Imagining myself waiting to hitch a ride carrying a large camera bag, all in walking distance to the nuclear facility at Natanz, I now challenge the wisdom of Reza’s suggestion.

It’s another 20 kilometers to Abyaneh. The road winds uphill to an elevation of almost 2400 meters. The weather is pleasantly cool up here. Mohammad drops me off at the edge of town. Unexpectedly he hands me a small bag of dates and a can of date-flavored
milk before sending me on my way.

Walking down the village’s steep, twisting lanes of mud and stone I eventually reach the bottom of the valley and cross over the fields to the slopes on the other side. Climbing them offers a spectacular view back over Abyaneh and the entire valley!


On my way back I come across an elderly woman taking rest sitting on a large stone. Two large bundles of grass are next to her. The woman waves and gestures me to help carrying her load. I pick up the surprisingly heavy bundles and, following
the old woman, carry them up the slippery and steep trail to a storage room in the upper part of the village. Putting the bundles down it takes me a minute to catch my breath. Thinking it would be nice to take the woman’s picture I smile
at her while suggestively pointing at my camera. She frowns, raises her hand, and starts rubbing her fingers together. “Money!”

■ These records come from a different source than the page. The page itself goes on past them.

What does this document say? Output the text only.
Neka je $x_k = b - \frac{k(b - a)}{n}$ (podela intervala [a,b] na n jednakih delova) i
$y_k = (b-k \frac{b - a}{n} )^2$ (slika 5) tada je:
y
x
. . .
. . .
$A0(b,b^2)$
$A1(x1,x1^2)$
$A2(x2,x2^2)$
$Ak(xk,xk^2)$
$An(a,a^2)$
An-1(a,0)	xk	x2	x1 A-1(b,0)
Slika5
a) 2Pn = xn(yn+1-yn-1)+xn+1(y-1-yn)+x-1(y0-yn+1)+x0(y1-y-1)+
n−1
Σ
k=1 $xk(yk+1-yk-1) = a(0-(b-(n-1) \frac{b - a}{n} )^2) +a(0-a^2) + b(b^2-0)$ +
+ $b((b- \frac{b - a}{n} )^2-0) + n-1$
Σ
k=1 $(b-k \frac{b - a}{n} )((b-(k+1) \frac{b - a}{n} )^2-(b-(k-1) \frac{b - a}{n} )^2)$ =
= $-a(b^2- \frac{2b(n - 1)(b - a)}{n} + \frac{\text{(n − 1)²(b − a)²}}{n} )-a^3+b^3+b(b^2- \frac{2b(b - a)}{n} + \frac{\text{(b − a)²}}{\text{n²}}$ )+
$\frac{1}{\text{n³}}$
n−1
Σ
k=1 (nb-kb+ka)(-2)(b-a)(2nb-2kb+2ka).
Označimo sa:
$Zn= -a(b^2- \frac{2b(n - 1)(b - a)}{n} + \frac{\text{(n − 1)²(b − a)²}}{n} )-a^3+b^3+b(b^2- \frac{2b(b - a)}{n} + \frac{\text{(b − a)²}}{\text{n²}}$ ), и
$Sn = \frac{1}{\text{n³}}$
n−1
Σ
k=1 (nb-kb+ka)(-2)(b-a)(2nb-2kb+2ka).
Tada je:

A friend later tells me he’s heard that many of this conservative mountain village’s old women are actually the mothers of Tehran-based high-rollers who like to take advantage of the village’s remote location for having wild parties
with booze in no short supply. Whether or not this is true I don’t know.


Returning to the car Mohammad greets me enthusiastically. His white shirt is covered with dark red stains from top to bottom. On first sight it looks as if he was the victim of a brutal mugging. In his hands Mohammad carries dozens of large
juicy blackberries. He offers me to eat them. They are sweet and delicious.

In the early afternoon we return to Kashan. I pay Mohammad the agreed fare of $30. He blows me a kiss for goodbye.

Later this evening Mohammad sends a text: “It’s a nice feeling when u know that some1 misses U, some1 needs U but it feels much better when u know that som1 never ever forgets u that’s ME”

Stickman's thoughts:

Absolutely wonderful. A trip report par excellence…and I can't wait to read the next 4 parts!